Thursday, 9 May 2013

The Dark Side of J.B. Priestley

Over at the excellent Valancourt books one can find all sorts of interesting things. Among them is this volume of short stories:


By coincidence, a few weeks ago Radio 4 Extra ran a series of readings of weird tales, and among them was Priestley's 'The Grey Ones'. I had always assumed that, while his famous Time Plays flirt with the paranormal/mystical, Priestley was mostly concerned with what might loosely be termed social realism. But it turns out that he ranged rather widely and - in a very prolific and long career - often tackled horror, science fiction, and the supernatural.

My ignorance of Priestley's contribution to genre fiction is a bit embarrassing, as I really should have known that his novel Benighted was the basis for a classic horror movie.


Overall, the Valancourt site is well worth perusing if - like me - you have a mental file of titles you once read and really would to read again. 

For instance, there are the novels of John Blackburn. Blackburn is almost forgotten today, but he was a kind of proto-James Herbert (it's hard to believe that Herbert didn't take Blackburn's novels as a template for his own, so striking are the parallels). His books combine the horror, thriller and sci-fi genres, and he was an early exponent of what is now termed body horror. 

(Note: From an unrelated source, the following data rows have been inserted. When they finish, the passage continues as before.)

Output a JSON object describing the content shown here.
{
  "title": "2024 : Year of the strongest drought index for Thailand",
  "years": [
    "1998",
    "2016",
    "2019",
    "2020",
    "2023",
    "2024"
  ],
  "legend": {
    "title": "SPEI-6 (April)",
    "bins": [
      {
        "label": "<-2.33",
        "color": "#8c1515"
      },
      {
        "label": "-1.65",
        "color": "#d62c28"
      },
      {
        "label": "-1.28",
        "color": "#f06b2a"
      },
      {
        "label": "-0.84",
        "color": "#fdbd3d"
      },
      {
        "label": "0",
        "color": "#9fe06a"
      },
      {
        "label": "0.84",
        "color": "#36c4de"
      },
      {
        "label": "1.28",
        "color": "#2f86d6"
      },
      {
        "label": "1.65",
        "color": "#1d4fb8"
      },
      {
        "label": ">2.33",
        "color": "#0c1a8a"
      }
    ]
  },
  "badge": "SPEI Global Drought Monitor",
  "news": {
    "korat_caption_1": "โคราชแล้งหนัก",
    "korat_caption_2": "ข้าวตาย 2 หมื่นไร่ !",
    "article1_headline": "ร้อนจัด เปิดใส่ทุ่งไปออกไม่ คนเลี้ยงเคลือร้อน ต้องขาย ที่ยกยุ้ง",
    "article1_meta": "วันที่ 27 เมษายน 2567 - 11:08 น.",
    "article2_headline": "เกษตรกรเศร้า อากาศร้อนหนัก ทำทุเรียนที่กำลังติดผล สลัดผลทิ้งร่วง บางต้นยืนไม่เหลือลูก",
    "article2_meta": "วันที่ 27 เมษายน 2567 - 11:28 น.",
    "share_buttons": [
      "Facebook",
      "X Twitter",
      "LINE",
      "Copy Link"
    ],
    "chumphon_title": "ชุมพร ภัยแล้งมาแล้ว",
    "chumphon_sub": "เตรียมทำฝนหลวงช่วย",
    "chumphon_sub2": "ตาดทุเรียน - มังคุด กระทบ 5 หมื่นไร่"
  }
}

I read Bury Him Darkly (1958) as a wee lad when I encountered a dog-eared paperback edition in the early Seventies. A strange artefact is unearthed in a family crypt, and it has terrifying powers to alter the minds and bodies of unwary meddlers. There's a quite loopy plot strand dragging in the Holy Grail, which isn't bad for what is in fact an alien invasion story. This is a book in which the idiot who opens the crypt, as is the form in these cases, 'dies a horrible death, raving mad, and whatever he has unleashed is not done killing. Four unlikely allies—a clergyman, an ex-Nazi scientist, a journalist, and a historian—must come together to stop it before it destroys all of humanity.'

Cor! It's thrilling stuff. I can't help wondering if Blackburn was born slightly out of his time, as his work might have gone down better in the Fifties - the Quatermass/Hammer & B-movie era - or the late Seventies/early Eighties, when there was a horror boom. The Sixties was a fallow patch for horror, at least in the English-speaking world - too much love and peace, man. Had it been otherwise, Blackburn's work might have found its way to the small and/or big screen, and so become part of our pop culture. The literary life is, as has been remarked so many times, very chancy.


2 comments:

Oscar Solis said...

Well, this is a great way to start the day. More books to find and read. More authors whose writings need exploring. I tell you it's all too much. Too much! ;)

Seriously, thanks for the heads up on these books. I'm a bit familiar with Priestley. I have never read the book Benighted, but I did see The Old Dark House, a film I'd been wanting to see for many decades. When I finally saw it, I was disappointed. I suppose it was because I'd built it up in my mind into something it most definitely wasn't: great. Still, it's alright for a historical artifact and it does, have Boris Karloff and Ernest Thesiger (who played one of the all-time great villains of cinema, Dr. Pretorius, in The Bride of Frankenstein).

The Valancourt website is great. I've not heard of many of these books.

valdemar said...

The Old Dark House has some great moments, but it's one of those numerous b&w classics that looks better as a poster.